Albert soltó una pequeña carcajada mientras ponía el altavoz de su teléfono y lo acomodaba sobre su regazo.

—Sabes que no es cierto, apenas notaron que me fui y no tome nada, lo juro.

—Yo lo noté y es lo que importa y por favor, deja de mentirme.

—Es verdad, te juro que ni una sola gota de alcohol, sabes que no soy mucho de eso... Lo siento, por dejarte así, pero no había otra forma.

La bocina se quedó en silencio por unos segundos hasta que un ligero suspiro se oyó.

—De acuerdo... ¿Sabes que te podías quedar a dormir en mi casa? Pero bueno, sé como son tus padres, era la mejor opción.

—Era la mejor opción —afirmó Albert—. Hazme un favor y descansa un poco.
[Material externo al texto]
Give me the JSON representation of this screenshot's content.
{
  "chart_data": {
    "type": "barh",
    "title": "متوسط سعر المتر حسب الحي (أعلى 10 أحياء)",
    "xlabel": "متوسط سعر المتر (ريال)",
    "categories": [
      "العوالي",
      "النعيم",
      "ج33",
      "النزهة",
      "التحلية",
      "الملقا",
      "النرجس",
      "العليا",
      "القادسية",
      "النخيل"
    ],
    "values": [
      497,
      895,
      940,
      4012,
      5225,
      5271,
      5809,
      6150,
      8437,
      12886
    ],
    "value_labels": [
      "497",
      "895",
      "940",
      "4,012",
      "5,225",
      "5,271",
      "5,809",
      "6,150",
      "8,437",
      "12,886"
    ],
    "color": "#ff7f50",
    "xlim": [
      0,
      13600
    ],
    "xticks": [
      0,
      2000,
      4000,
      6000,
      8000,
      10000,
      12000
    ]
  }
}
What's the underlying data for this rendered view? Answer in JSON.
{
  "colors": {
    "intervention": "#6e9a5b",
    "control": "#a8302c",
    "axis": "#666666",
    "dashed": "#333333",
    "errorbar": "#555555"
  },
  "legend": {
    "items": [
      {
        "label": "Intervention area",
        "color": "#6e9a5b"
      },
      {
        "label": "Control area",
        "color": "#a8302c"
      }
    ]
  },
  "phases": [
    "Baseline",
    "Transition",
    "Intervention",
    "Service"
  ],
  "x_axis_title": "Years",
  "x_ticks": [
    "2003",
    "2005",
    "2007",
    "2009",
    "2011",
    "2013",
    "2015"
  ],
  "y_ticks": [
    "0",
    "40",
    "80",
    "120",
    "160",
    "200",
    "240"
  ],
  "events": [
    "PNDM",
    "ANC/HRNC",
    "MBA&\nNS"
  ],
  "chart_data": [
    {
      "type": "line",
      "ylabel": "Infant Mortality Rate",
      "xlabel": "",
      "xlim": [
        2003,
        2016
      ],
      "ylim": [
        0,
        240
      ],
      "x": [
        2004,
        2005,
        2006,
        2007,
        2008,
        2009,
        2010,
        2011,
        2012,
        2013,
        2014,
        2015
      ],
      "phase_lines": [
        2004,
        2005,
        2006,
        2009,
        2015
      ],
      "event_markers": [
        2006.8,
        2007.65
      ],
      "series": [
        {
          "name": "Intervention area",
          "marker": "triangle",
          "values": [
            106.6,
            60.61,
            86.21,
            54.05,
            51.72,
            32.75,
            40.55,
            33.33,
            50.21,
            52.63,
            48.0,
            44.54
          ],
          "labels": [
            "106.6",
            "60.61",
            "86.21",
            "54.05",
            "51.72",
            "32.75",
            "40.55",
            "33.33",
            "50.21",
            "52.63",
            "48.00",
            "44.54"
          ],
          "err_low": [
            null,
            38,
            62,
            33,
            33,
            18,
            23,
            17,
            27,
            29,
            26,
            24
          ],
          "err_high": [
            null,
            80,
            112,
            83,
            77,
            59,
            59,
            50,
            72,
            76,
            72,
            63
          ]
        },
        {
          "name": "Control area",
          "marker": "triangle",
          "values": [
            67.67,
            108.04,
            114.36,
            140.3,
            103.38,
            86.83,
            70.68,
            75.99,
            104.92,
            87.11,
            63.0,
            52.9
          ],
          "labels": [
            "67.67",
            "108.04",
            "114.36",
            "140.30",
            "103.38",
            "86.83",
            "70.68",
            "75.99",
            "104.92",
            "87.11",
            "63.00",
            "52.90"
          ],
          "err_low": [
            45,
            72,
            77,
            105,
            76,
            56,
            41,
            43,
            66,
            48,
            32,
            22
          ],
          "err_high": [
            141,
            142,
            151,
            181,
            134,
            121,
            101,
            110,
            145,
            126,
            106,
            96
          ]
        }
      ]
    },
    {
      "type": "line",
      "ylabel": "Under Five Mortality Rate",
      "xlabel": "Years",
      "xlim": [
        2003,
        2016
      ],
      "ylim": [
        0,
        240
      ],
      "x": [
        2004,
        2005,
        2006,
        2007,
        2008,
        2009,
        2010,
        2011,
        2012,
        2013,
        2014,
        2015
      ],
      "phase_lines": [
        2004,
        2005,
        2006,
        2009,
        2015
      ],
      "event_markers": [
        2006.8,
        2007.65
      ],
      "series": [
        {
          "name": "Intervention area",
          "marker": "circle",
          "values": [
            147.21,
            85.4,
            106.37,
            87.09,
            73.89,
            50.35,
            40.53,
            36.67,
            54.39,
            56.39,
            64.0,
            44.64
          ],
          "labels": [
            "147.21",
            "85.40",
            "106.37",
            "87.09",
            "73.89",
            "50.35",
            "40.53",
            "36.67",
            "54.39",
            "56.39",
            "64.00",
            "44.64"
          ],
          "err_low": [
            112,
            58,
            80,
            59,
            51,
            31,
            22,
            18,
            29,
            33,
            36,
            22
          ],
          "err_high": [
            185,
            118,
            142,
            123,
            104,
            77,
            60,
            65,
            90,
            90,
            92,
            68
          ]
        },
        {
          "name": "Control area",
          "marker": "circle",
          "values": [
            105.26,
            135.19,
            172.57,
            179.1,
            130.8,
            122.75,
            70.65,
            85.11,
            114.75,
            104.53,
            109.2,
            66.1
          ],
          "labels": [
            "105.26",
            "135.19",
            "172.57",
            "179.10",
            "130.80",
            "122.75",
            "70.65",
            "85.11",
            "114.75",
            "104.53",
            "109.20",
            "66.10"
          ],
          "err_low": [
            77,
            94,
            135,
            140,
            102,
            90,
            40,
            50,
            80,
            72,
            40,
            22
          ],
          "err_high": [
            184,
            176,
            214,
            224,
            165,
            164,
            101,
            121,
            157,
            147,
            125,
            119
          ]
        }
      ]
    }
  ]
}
—Sabes que eso no será posible —le contestó la mujer un poco más alegre.

—Lo sé, pero no se me ocurrió que más decir —ambos se quedaron en silencio por un momento con una sonrisa ligera pintada en sus rostros, aquellos dos se querían sinceramente, pero Albert era demasiado introvertido, tímido y nunca sabia que decir aun con ella, sentía que podía decir algo que pudiera estropear todo y dormirla del aburrimiento.

—¿Albert? —preguntó la mujer.

—¿Si? —contestó el chico con timidez.

—Por lo visto sigues ahí. ¿Qué tienes?

Además de todo, era un chico incapaz de mentir y del cual podías saber desde sus sentimientos, pensamientos o emociones con solo escuchar su voz o ver su rostro, aquel con una tez blanca y unos ojos color miel que lo decían todo.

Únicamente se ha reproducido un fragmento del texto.